Jusqu’à Tarbes, on fut ainsi très occupé, chacun s’arrangea, reprit possession de sa place. Et, comme on quittait cette station, sœur Hyacinthe se leva, tapa dans ses mains.

— Mes enfants, il ne faut pas oublier la sainte Vierge, qui a été si bonne… Commençons le rosaire.

Tout le wagon dit avec elle le premier chapelet, les cinq mystères joyeux, l’Annonciation, la Visitation, la Nativité, la Purification et Jésus retrouvé. Puis, on entonna le cantique : « Contemplons le céleste archange… », d’une voix si haute, que les paysans, dans les cultures, levaient la tête, regardaient passer ce train qui chantait.
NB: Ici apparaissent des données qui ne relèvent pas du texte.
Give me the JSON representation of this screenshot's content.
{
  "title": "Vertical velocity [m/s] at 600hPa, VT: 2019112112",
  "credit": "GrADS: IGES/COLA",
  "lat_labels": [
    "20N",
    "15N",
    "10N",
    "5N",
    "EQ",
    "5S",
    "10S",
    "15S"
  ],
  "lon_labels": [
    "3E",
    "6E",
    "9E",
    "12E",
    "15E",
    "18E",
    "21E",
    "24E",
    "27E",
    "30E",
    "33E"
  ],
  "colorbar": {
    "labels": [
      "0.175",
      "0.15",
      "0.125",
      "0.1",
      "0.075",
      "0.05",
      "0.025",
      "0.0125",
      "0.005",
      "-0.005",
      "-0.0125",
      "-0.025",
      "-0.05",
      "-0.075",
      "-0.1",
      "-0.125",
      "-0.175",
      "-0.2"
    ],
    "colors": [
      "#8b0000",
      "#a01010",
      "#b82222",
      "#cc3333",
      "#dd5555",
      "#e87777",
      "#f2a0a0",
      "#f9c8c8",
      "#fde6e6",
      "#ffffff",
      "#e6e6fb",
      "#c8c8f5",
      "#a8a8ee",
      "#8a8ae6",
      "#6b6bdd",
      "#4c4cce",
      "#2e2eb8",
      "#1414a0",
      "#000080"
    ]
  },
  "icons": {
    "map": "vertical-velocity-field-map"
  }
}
Marie admirait, au dehors, la campagne vaste, le ciel immense, peu à peu entièrement dégagé de sa brume de chaleur, devenu d’un bleu éclatant. C’était la fin délicieuse d’un beau jour. Et ses regards se reportaient, s’attachaient sur Pierre avec cette muette tristesse qui les avait voilés déjà, lorsque, devant elle, éclatèrent de furieux sanglots. Le cantique était fini, madame Vincent criait, bégayait des paroles confuses, étranglées par les larmes.

— Ah ! ma pauvre petite… Ah ! mon bijou, mon trésor, ma vie…

Elle était, jusque-là, restée dans son coin, s’enfonçant, disparaissant. Farouche, elle n’avait pas dit un mot, les lèvres serrées, les paupières closes, comme pour s’isoler davantage, au fond de son abominable douleur. Mais, ayant rouvert les yeux, elle venait d’apercevoir la bretelle de cuir qui pendait près de la portière ; et la vue de cette bretelle que son enfant avait touchée, avec laquelle son enfant avait joué, la bouleversait d’un désespoir, dont la frénésie emportait toute sa volonté de silence.